If you take the view of Miller and Modigliani then you would see dividends to be a residual amount after investing in NPV projects which would leave them to be irrelevant when trying to increase company value. What they argue if you give a dividend it must mean that you have no investment opportunities and so this should be more worrying to investors than not recieving a constant flow of returns.
With this in mind I beleive this shows investors to be short sighted which forces managers to jeaporadise the long term value of the company to be able to meet the short term needs of the shareholders. An example of this is the fact American company's release quarterly figures and returns to shareholders just to signal to them that they are doing ok, whether this is true or not?!
The questions is therefore, if managers can find a better way to show to investors that they are putting their money to good use? Because if they just simply reduce or cut dividends investors see this as a sign the company is doing bad and be convinced they need to reduce their risk and move their stocks to another compny, or the other option is to demand higher returns to feel more secure. If this is the case to an extent it allows sharehodlers to hold leverage other managers doesn't it?
Since the recession, one way company's have helped their surivival is through costs cutting of unnecssary expenses and as dividends are not a legal obligation, this fell under this category.

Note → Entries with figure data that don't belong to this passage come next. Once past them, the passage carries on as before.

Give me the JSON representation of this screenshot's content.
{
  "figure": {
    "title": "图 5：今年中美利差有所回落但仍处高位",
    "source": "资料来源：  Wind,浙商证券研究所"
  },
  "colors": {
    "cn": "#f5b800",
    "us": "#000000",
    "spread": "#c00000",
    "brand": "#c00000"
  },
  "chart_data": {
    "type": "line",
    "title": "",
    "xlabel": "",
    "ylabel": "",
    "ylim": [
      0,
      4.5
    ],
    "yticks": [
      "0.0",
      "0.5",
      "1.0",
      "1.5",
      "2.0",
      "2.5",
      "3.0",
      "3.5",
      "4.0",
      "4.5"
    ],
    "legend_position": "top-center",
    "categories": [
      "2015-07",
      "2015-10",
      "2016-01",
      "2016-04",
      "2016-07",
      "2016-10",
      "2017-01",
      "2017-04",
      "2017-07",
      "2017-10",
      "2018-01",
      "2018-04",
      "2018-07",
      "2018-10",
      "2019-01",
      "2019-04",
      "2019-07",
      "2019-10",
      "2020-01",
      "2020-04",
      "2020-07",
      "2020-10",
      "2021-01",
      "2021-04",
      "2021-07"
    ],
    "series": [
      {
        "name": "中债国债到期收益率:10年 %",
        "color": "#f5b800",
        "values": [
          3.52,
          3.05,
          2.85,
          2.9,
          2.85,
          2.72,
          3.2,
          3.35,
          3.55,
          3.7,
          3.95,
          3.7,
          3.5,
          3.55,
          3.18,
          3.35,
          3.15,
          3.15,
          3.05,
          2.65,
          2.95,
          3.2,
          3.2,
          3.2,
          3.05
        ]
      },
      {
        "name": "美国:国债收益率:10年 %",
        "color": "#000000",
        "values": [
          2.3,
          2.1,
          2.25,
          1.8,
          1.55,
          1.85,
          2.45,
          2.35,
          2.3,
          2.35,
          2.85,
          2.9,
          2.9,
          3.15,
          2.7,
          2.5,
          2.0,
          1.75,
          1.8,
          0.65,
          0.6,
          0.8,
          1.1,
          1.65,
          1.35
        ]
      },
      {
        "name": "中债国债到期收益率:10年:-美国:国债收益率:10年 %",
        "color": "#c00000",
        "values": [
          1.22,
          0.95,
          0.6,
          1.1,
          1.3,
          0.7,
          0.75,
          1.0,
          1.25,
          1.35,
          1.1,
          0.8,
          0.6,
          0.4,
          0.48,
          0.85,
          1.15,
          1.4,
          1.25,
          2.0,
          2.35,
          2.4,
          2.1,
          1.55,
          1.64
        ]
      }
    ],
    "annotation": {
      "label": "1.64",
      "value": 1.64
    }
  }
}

Even big organsiations like Anglo Amercian were going this, but because others were doing this also shareholders don't hold the leverage because moving their stake to another would not solve anything. Despite this reasoning share prices of company's still fell supprting the Bird in Hand Arguement that dividends help show to investors the certainty of future cashflows and returns of the company, but since Anglo American restored dividends in 2010 share prices began to rise again showing investors are gaining more confidence and security in their management.